The union also complains about compensation for current CEO Joseph Vumbacco. First, the group points out that Vumbacco scored more than $1.45 million in salary and bonuses -- plus extras like use of the company's aircraft -- in 2003. Moreover, it says that Vumbacco also raked in 100,000 new stock options. Now, it says, Vumbacco currently holds 1.39 million exercisable, in-the-money stock options -- or more than all other senior company executives combined.

"In our opinion, there should be a limit to how much money and dilution that shareholders should bear in order to motivate executives to do their jobs," the union's filing states. "While there is nothing a shareholder vote can do about options granted in the past, we can say that in the future there needs to be some restraint."

The union is asking shareholders to support proposals for both changes at HMA's annual meeting on Feb. 5.

Motivation

To be fair, the same union has been accused of looking out for itself, rather than other shareholders, in the past.

For example, manufacturer

Paul Mueller

(MUEL)

in 2001 portrayed the union -- then representing 390 of its employees -- as a "self-interested" group simply trying to place a union-friendly director on its board after a dispute with the company. Paul Mueller also noted that the union owned just 90 shares of the company's stock.

By then, the union had already tried -- but failed -- to replace another Paul Mueller director a year earlier despite support from the company's largest institutional shareholder. That director, then 28 and a grandson of the company's founder, allegedly scored a special appointment and continues to sit on the board today.

The current situation looks at least somewhat similar.

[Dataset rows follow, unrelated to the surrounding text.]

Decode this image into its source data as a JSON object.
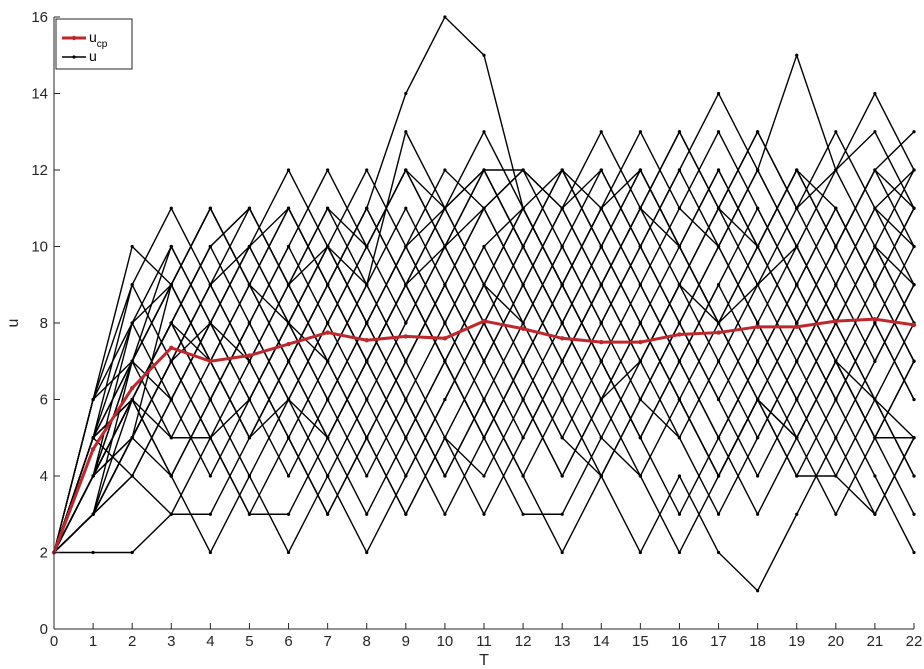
{
  "chart_data": {
    "type": "line",
    "xlabel": "T",
    "ylabel": "u",
    "xlim": [
      0,
      22
    ],
    "ylim": [
      0,
      16
    ],
    "xticks": [
      0,
      1,
      2,
      3,
      4,
      5,
      6,
      7,
      8,
      9,
      10,
      11,
      12,
      13,
      14,
      15,
      16,
      17,
      18,
      19,
      20,
      21,
      22
    ],
    "yticks": [
      0,
      2,
      4,
      6,
      8,
      10,
      12,
      14,
      16
    ],
    "grid": false,
    "legend": {
      "placement": "top-left",
      "entries": [
        {
          "main": "u",
          "sub": "cp",
          "color": "#c0272d"
        },
        {
          "main": "u",
          "sub": "",
          "color": "#000000"
        }
      ]
    },
    "mean_series": {
      "color": "#c0272d",
      "x": [
        0,
        1,
        2,
        3,
        4,
        5,
        6,
        7,
        8,
        9,
        10,
        11,
        12,
        13,
        14,
        15,
        16,
        17,
        18,
        19,
        20,
        21,
        22
      ],
      "values": [
        2,
        4.7,
        6.3,
        7.35,
        7.0,
        7.15,
        7.45,
        7.75,
        7.55,
        7.65,
        7.6,
        8.05,
        7.85,
        7.6,
        7.5,
        7.5,
        7.7,
        7.75,
        7.9,
        7.9,
        8.05,
        8.1,
        7.95
      ]
    },
    "series": [
      {
        "values": [
          2,
          3,
          5,
          7,
          9,
          11,
          9,
          10,
          12,
          10,
          11,
          12,
          10,
          8,
          6,
          7,
          9,
          8,
          9,
          11,
          12,
          13,
          11
        ]
      },
      {
        "values": [
          2,
          4,
          6,
          8,
          10,
          8,
          6,
          4,
          6,
          8,
          10,
          11,
          12,
          10,
          8,
          6,
          5,
          7,
          9,
          10,
          8,
          6,
          4
        ]
      },
      {
        "values": [
          2,
          3,
          4,
          3,
          5,
          7,
          9,
          11,
          9,
          7,
          9,
          11,
          12,
          11,
          9,
          11,
          13,
          11,
          10,
          12,
          11,
          9,
          7
        ]
      },
      {
        "values": [
          2,
          2,
          2,
          3,
          3,
          5,
          6,
          5,
          7,
          9,
          11,
          12,
          12,
          11,
          13,
          11,
          9,
          11,
          13,
          11,
          9,
          11,
          10
        ]
      },
      {
        "values": [
          2,
          3,
          5,
          4,
          2,
          4,
          6,
          8,
          6,
          4,
          6,
          8,
          10,
          8,
          6,
          8,
          6,
          4,
          6,
          4,
          6,
          8,
          6
        ]
      },
      {
        "values": [
          2,
          4,
          6,
          5,
          7,
          9,
          8,
          7,
          9,
          13,
          11,
          13,
          11,
          9,
          7,
          5,
          7,
          9,
          7,
          5,
          7,
          5,
          5
        ]
      },
      {
        "values": [
          2,
          5,
          7,
          9,
          11,
          9,
          7,
          9,
          11,
          9,
          7,
          5,
          3,
          3,
          5,
          4,
          6,
          4,
          6,
          5,
          3,
          5,
          7
        ]
      },
      {
        "values": [
          2,
          4,
          7,
          5,
          5,
          6,
          8,
          10,
          9,
          11,
          9,
          7,
          5,
          7,
          9,
          11,
          10,
          12,
          10,
          8,
          10,
          12,
          10
        ]
      },
      {
        "values": [
          2,
          3,
          6,
          8,
          6,
          8,
          10,
          8,
          10,
          12,
          11,
          9,
          7,
          9,
          7,
          5,
          7,
          9,
          11,
          9,
          7,
          5,
          3
        ]
      },
      {
        "values": [
          2,
          5,
          9,
          11,
          9,
          7,
          5,
          3,
          5,
          7,
          9,
          11,
          9,
          7,
          9,
          11,
          13,
          11,
          9,
          7,
          9,
          11,
          12
        ]
      },
      {
        "values": [
          2,
          4,
          5,
          7,
          9,
          10,
          12,
          10,
          8,
          6,
          4,
          6,
          4,
          2,
          4,
          6,
          8,
          10,
          8,
          6,
          8,
          10,
          9
        ]
      },
      {
        "values": [
          2,
          6,
          8,
          9,
          7,
          5,
          7,
          9,
          7,
          9,
          7,
          9,
          11,
          12,
          11,
          9,
          7,
          5,
          7,
          9,
          11,
          9,
          7
        ]
      },
      {
        "values": [
          2,
          3,
          5,
          7,
          8,
          10,
          11,
          9,
          7,
          5,
          3,
          5,
          7,
          9,
          11,
          12,
          10,
          12,
          10,
          12,
          10,
          12,
          13
        ]
      },
      {
        "values": [
          2,
          5,
          4,
          6,
          8,
          6,
          4,
          6,
          8,
          10,
          12,
          11,
          9,
          11,
          9,
          7,
          9,
          7,
          5,
          7,
          9,
          7,
          9
        ]
      },
      {
        "values": [
          2,
          4,
          6,
          8,
          6,
          4,
          2,
          4,
          2,
          4,
          6,
          8,
          6,
          4,
          6,
          8,
          6,
          8,
          6,
          8,
          6,
          4,
          2
        ]
      },
      {
        "values": [
          2,
          5,
          7,
          6,
          8,
          7,
          9,
          7,
          5,
          3,
          5,
          3,
          5,
          7,
          5,
          7,
          9,
          11,
          13,
          11,
          13,
          11,
          9
        ]
      },
      {
        "values": [
          2,
          6,
          10,
          9,
          11,
          9,
          11,
          9,
          11,
          14,
          16,
          15,
          11,
          9,
          7,
          9,
          7,
          5,
          3,
          5,
          7,
          6,
          4
        ]
      },
      {
        "values": [
          2,
          4,
          6,
          4,
          6,
          8,
          6,
          8,
          10,
          12,
          10,
          8,
          6,
          4,
          6,
          4,
          2,
          4,
          6,
          8,
          10,
          12,
          11
        ]
      },
      {
        "values": [
          2,
          3,
          7,
          9,
          7,
          9,
          7,
          9,
          7,
          5,
          7,
          5,
          7,
          5,
          4,
          6,
          8,
          10,
          12,
          15,
          12,
          14,
          12
        ]
      },
      {
        "values": [
          2,
          5,
          6,
          8,
          10,
          11,
          9,
          7,
          9,
          7,
          9,
          7,
          9,
          7,
          9,
          7,
          5,
          3,
          5,
          7,
          5,
          3,
          5
        ]
      },
      {
        "values": [
          2,
          4,
          7,
          10,
          8,
          6,
          8,
          10,
          8,
          6,
          4,
          6,
          8,
          10,
          8,
          10,
          8,
          6,
          4,
          6,
          8,
          10,
          8
        ]
      },
      {
        "values": [
          2,
          5,
          8,
          6,
          4,
          6,
          8,
          6,
          4,
          6,
          8,
          10,
          11,
          9,
          11,
          13,
          11,
          13,
          11,
          9,
          11,
          9,
          11
        ]
      },
      {
        "values": [
          2,
          3,
          4,
          6,
          8,
          10,
          8,
          6,
          8,
          10,
          8,
          6,
          4,
          6,
          8,
          10,
          12,
          14,
          12,
          10,
          8,
          6,
          8
        ]
      },
      {
        "values": [
          2,
          6,
          9,
          7,
          9,
          7,
          5,
          3,
          5,
          7,
          5,
          7,
          9,
          11,
          12,
          10,
          8,
          6,
          8,
          10,
          12,
          10,
          12
        ]
      },
      {
        "values": [
          2,
          4,
          5,
          7,
          5,
          3,
          5,
          7,
          5,
          3,
          5,
          4,
          6,
          8,
          10,
          8,
          10,
          8,
          10,
          8,
          6,
          8,
          6
        ]
      },
      {
        "values": [
          2,
          5,
          6,
          4,
          6,
          8,
          10,
          12,
          10,
          8,
          10,
          12,
          10,
          8,
          10,
          12,
          10,
          8,
          10,
          12,
          10,
          8,
          10
        ]
      },
      {
        "values": [
          2,
          3,
          5,
          9,
          7,
          5,
          7,
          5,
          7,
          9,
          10,
          8,
          10,
          12,
          10,
          8,
          6,
          4,
          6,
          4,
          4,
          6,
          5
        ]
      },
      {
        "values": [
          2,
          4,
          8,
          10,
          8,
          10,
          8,
          10,
          8,
          10,
          8,
          10,
          8,
          6,
          4,
          2,
          4,
          2,
          1,
          3,
          5,
          7,
          9
        ]
      },
      {
        "values": [
          2,
          5,
          6,
          8,
          7,
          5,
          7,
          5,
          3,
          5,
          7,
          9,
          8,
          10,
          12,
          10,
          12,
          10,
          8,
          6,
          4,
          3,
          5
        ]
      },
      {
        "values": [
          2,
          3,
          5,
          7,
          5,
          3,
          3,
          5,
          7,
          9,
          11,
          9,
          11,
          9,
          11,
          9,
          11,
          10,
          12,
          10,
          8,
          10,
          8
        ]
      },
      {
        "values": [
          2,
          4,
          6,
          8,
          10,
          11,
          9,
          11,
          10,
          12,
          10,
          12,
          10,
          12,
          10,
          12,
          10,
          8,
          6,
          5,
          7,
          5,
          7
        ]
      },
      {
        "values": [
          2,
          6,
          7,
          9,
          11,
          9,
          11,
          9,
          11,
          9,
          7,
          5,
          7,
          5,
          7,
          5,
          3,
          5,
          7,
          9,
          7,
          9,
          11
        ]
      }
    ]
  }
}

For starters, the union has already mentioned personal differences with HMA.

"In addition to its concerns as a shareholder," the union's regulatory filing states, "SMWIA also is concerned that construction work at HMA facilities has been done by non-union contractors who are believed not to be providing health insurance to all their workers (in contrast to SMWIA-signatory contractors)."

The union also acknowledges that it owns just 120 shares of HMA's stock.

Chorus

But the group is hardly alone in voicing concerns about HMA's pricing strategy, at least. Kenneth Weakley, the UBS analyst best known for exposing the aggressive pricing at

Tenet

(THC) - Get Report

, has singled out HMA for scrutiny as well.

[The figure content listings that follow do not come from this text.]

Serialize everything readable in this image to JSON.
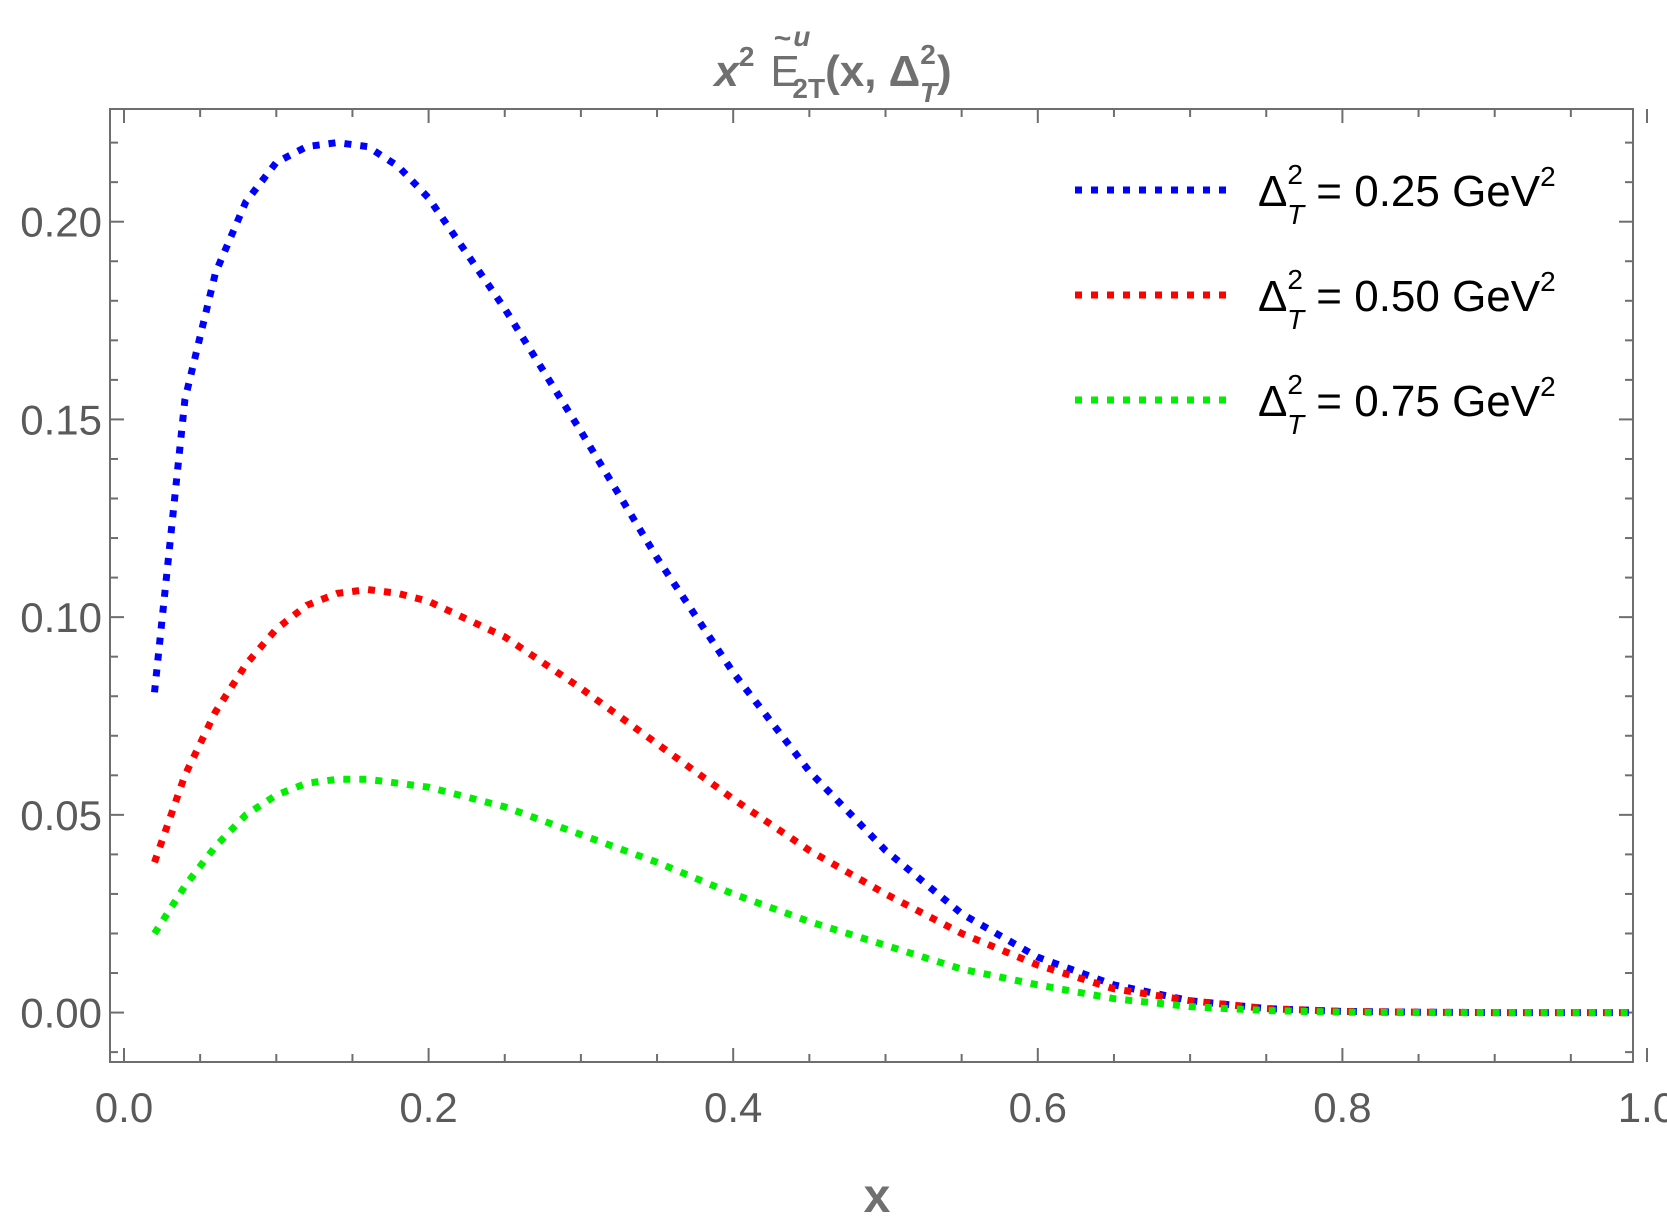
{
  "chart_data": {
    "type": "line",
    "title": {
      "prefix": "x",
      "prefix_sup": "2",
      "func": "E",
      "func_accent": "~",
      "func_sup": "u",
      "func_sub": "2T",
      "args_open": "(x, Δ",
      "args_sup": "2",
      "args_sub": "T",
      "args_close": ")"
    },
    "xlabel": "x",
    "ylabel": "",
    "xlim": [
      0.0,
      1.0
    ],
    "ylim": [
      -0.0125,
      0.2285
    ],
    "x_ticks": [
      {
        "value": 0.0,
        "label": "0.0"
      },
      {
        "value": 0.2,
        "label": "0.2"
      },
      {
        "value": 0.4,
        "label": "0.4"
      },
      {
        "value": 0.6,
        "label": "0.6"
      },
      {
        "value": 0.8,
        "label": "0.8"
      },
      {
        "value": 1.0,
        "label": "1.0"
      }
    ],
    "y_ticks": [
      {
        "value": 0.0,
        "label": "0.00"
      },
      {
        "value": 0.05,
        "label": "0.05"
      },
      {
        "value": 0.1,
        "label": "0.10"
      },
      {
        "value": 0.15,
        "label": "0.15"
      },
      {
        "value": 0.2,
        "label": "0.20"
      }
    ],
    "legend_position": "top-right",
    "grid": false,
    "x": [
      0.02,
      0.04,
      0.06,
      0.08,
      0.1,
      0.12,
      0.14,
      0.16,
      0.18,
      0.2,
      0.25,
      0.3,
      0.35,
      0.4,
      0.45,
      0.5,
      0.55,
      0.6,
      0.65,
      0.7,
      0.75,
      0.8,
      0.85,
      0.9,
      0.95,
      0.99
    ],
    "series": [
      {
        "name": "Δ",
        "label_sup": "2",
        "label_sub": "T",
        "label_text": " = 0.25 GeV",
        "label_unit_sup": "2",
        "color": "#0000ff",
        "values": [
          0.081,
          0.155,
          0.187,
          0.205,
          0.215,
          0.219,
          0.22,
          0.219,
          0.214,
          0.206,
          0.178,
          0.147,
          0.115,
          0.086,
          0.061,
          0.041,
          0.025,
          0.014,
          0.007,
          0.003,
          0.001,
          0.0003,
          0.0001,
          0.0,
          0.0,
          0.0
        ]
      },
      {
        "name": "Δ",
        "label_sup": "2",
        "label_sub": "T",
        "label_text": " = 0.50 GeV",
        "label_unit_sup": "2",
        "color": "#ff0000",
        "values": [
          0.038,
          0.06,
          0.076,
          0.088,
          0.097,
          0.103,
          0.106,
          0.107,
          0.106,
          0.104,
          0.095,
          0.082,
          0.068,
          0.054,
          0.041,
          0.03,
          0.02,
          0.012,
          0.006,
          0.003,
          0.001,
          0.0003,
          0.0001,
          0.0,
          0.0,
          0.0
        ]
      },
      {
        "name": "Δ",
        "label_sup": "2",
        "label_sub": "T",
        "label_text": " = 0.75 GeV",
        "label_unit_sup": "2",
        "color": "#00ee00",
        "values": [
          0.02,
          0.032,
          0.042,
          0.05,
          0.055,
          0.058,
          0.059,
          0.059,
          0.058,
          0.057,
          0.052,
          0.045,
          0.038,
          0.03,
          0.023,
          0.017,
          0.011,
          0.007,
          0.0035,
          0.0015,
          0.0005,
          0.0001,
          0.0,
          0.0,
          0.0,
          0.0
        ]
      }
    ]
  }
}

Weakley, too, portrays HMA's hospital prices as higher than normal and warns that the company's pricing strategy may prove unsustainable in the future.

Uninsured patients in Florida go a step further. They claim that HMA has already harmed them by attempting to collect on high-priced bills they cannot afford. In some instances, they say, HMA has even placed liens on their homes, garnished their wages and seized their bank accounts.

"As a result of HMA's unconscionable, deceptive and unfair practices," their complaint states, "HMA has become one of the most profitable health care companies in the U.S."

The lawsuit goes on to say that HMA employs its strategy, in part, to inflate figures for charity and indigent care so that it can collect bigger so-called "disproportionate share hospital," or DSH, reimbursements from the government. Medicaid, which funds the lion's share of such payments, accounts for 9% of HMA's total revenue.

The complaint says that HMA also charges high prices to boost its tax write-offs and any profits it does collect from the uninsured. And it claims that HMA has broken its own promise to respect the dignity of all patients in the process.

"The fact is that HMA provides 'individual dignity' only to those consumers who are able to afford health insurance," the lawsuit states, "but treats all others in a discriminatory and unconscionable manner that violates Florida law."

The lawsuit seeks relief for all uninsured patients treated by HMA hospitals since August 1994.